Measurement of phospholipase A 2 and 1-alkylglycerophosphocholine acetyltransferase activities in stimulated alveolar macrophages by HPLC analysis of NBD-labeled ether lipids

Abstract

The importance of phospholipases in cellular signaling and 1-alkylglycerophosphocholine acetyltransferase in the formation of platelet-activating factor (PAF) has stimulated demand for methods to measure these enzyme activities in inflammatory cells. Most of the assays currently used rely on radiolabeled substrates. We have synthesized NBD-labeled ether lipids as substrates for measuring enzyme activities of the PAF cycle and of lysosomal phospholipase A 2 (PLA 2). The fluorescent lipids were incubated with homogenates of stimulated bovine alveolar macrophages. The generated products were separated from the substrates by HPLC on a normal phase and monitored with a fluorescence detector. NBD-lyso-PAF was well accepted by acetyl- and acyltransferases of the cell-free preparations, which metabolized the substrate into NBD-PAF and NBD-alkyl-acylglycerophosphocholines. Homogenates of stimulated cells showed an enhanced production of NBD-PAF. The increased formation of the biological mediator was dependent on the nature of the stimuli and the time of stimulation.
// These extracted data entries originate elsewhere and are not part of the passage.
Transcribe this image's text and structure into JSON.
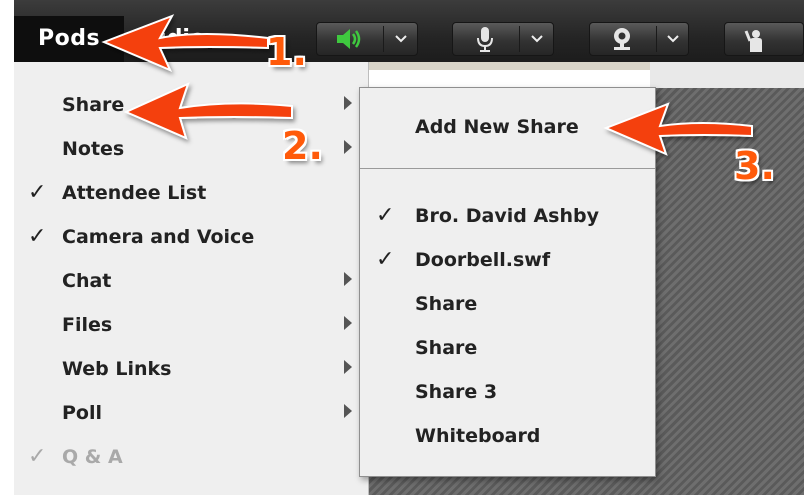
{
  "toolbar": {
    "pods_label": "Pods",
    "audio_label_partial": "Audio",
    "speaker_color": "#3fc93f",
    "icons": [
      "speaker-icon",
      "microphone-icon",
      "webcam-icon",
      "raise-hand-icon"
    ]
  },
  "pods_menu": {
    "items": [
      {
        "label": "Share",
        "checked": false,
        "submenu": true,
        "disabled": false
      },
      {
        "label": "Notes",
        "checked": false,
        "submenu": true,
        "disabled": false
      },
      {
        "label": "Attendee List",
        "checked": true,
        "submenu": false,
        "disabled": false
      },
      {
        "label": "Camera and Voice",
        "checked": true,
        "submenu": false,
        "disabled": false
      },
      {
        "label": "Chat",
        "checked": false,
        "submenu": true,
        "disabled": false
      },
      {
        "label": "Files",
        "checked": false,
        "submenu": true,
        "disabled": false
      },
      {
        "label": "Web Links",
        "checked": false,
        "submenu": true,
        "disabled": false
      },
      {
        "label": "Poll",
        "checked": false,
        "submenu": true,
        "disabled": false
      },
      {
        "label": "Q & A",
        "checked": true,
        "submenu": false,
        "disabled": true
      }
    ]
  },
  "share_menu": {
    "add_new": "Add New Share",
    "items": [
      {
        "label": "Bro. David Ashby",
        "checked": true
      },
      {
        "label": "Doorbell.swf",
        "checked": true
      },
      {
        "label": "Share",
        "checked": false
      },
      {
        "label": "Share",
        "checked": false
      },
      {
        "label": "Share 3",
        "checked": false
      },
      {
        "label": "Whiteboard",
        "checked": false
      }
    ]
  },
  "callouts": {
    "step1": "1.",
    "step2": "2.",
    "step3": "3."
  },
  "colors": {
    "callout": "#ff5a0a",
    "arrow": "#f4410f"
  }
}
Lysosomal PLA 2 was measured with 1-0-(12-NBD-aminododecyl)-2-acyl- sn-glycero-3-phosphocholine as substrate. By varying the pH and the calcium concentration, it was possible to distinguish between the cytosolic PLA 2 and the lysosomal PLA 2 activity. Optimal conditions for the determination of the lysosomal PLA 2 were obtained at pH 4.5 and in the presence of EDTA. Stimulation with particulate agonists induced an enhancement of the lysosomal PLA 2 activity in macrophages.